Personally, I think this a poverty. I confess that the calendar reforms have by and large befuddled me, but that’s how it goes. Clearly, eighteen overlapping Octaves was too many, but two is too few. I’m personally in favour of restoring the Octaves of Epiphany and Pentecost, but it’s unlikely that anybody with the power to make these sorts of decisions is going to ask my opinion on the matter.
What I find fascinating is that the ghosts of some of these suppressed Octaves may still be found in the liturgical books of 1962 and 1970.
In the Extraordinary Form Missale Romanum of 1962, one can still discern the Masses of the Octave of the Epiphany. And in my Benedictine Breviary, the Office still uses the antiphons of the “former Octave”.
Even in the Ordinary Form Roman Missal in its 2011 revision, on the weekdays following Pentecost, you find a shadow of a ghost of the Octave:
Where the Monday or Tuesday after Pentecost are days on which the faithful are obliged or accustomed to attend Mass, the Mass of Pentecost Sunday may be repeated, or a Mass of the Holy Spirit, pp. 1338-1345, may be said.
(Roman Missal, Third Edition, page 457)
So you can still find phantoms of the no-longer Octaves of Epiphany and Pentecost in the liturgical books now in force.

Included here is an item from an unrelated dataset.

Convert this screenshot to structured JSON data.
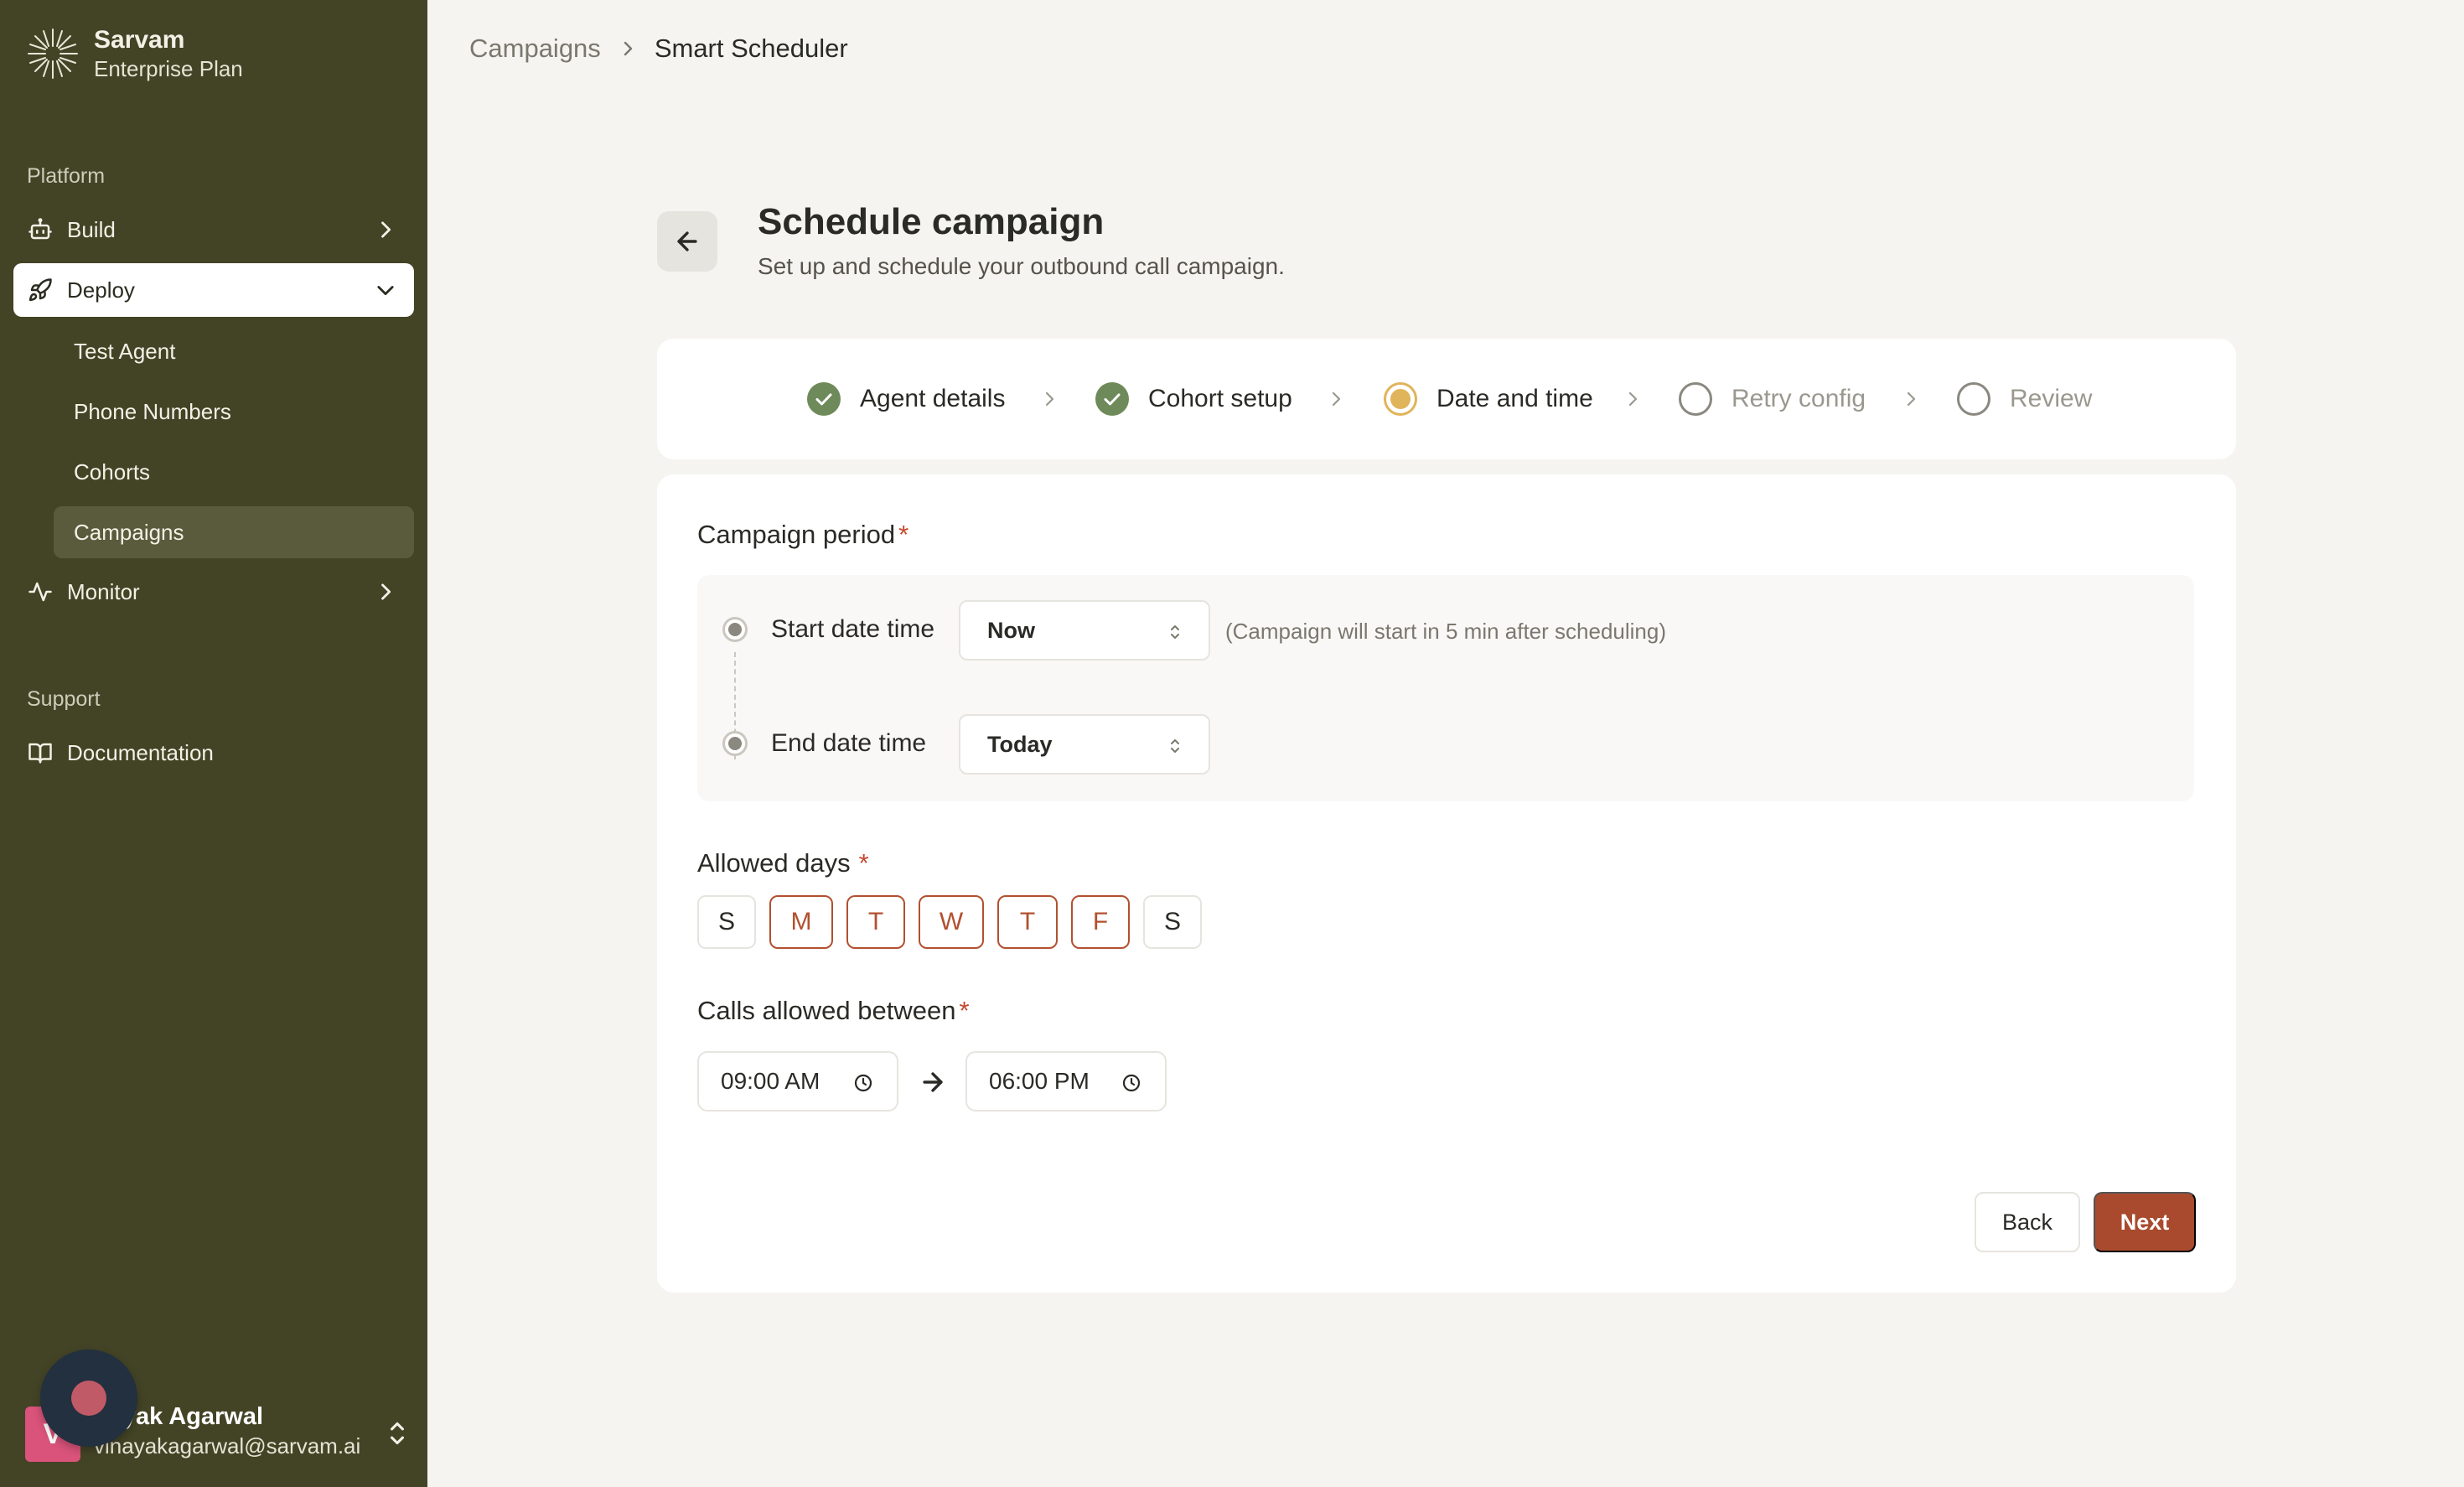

The weirdest example, however, and the one that prompted this essay, is the continuation of sorts of an Octave where the feast itself has been suppressed. Bear with me, because if you thought the previous examples were going into the weeds, you haven’t seen anything yet.
The quasi-official Octave of Prayer for Christian Unity runs from 18 January to 25 January (the Feast of the Conversion of Saint Paul). You won’t find this Octave in any of the current liturgical books, but you will find it, for example, on the Vatican web page for the Pontifical Council for Promoting Christian Unity, where it is referred to as the “Week of Prayer for Christian Unity”.
You will also find resources on the website of the USCCB.
They call it a “week” but it’s eight days, a fact to which the USCCB alludes on their page. This was originally the Octave of the Feast of the Chair of Saint Peter in Rome, celebrated on January 18, a feast which was removed from the calendar by Pope John XXIII in 1960. So here you have an Octave (of sorts) continuing a feast that itself no longer exists!
The fact that this feast is no longer celebrated, even in the Extraordinary Form of the Roman Rite, is apparently no detriment to the celebration of its Octave in this way. So why not bring back a couple of the Octaves of prominent feasts we actually celebrate?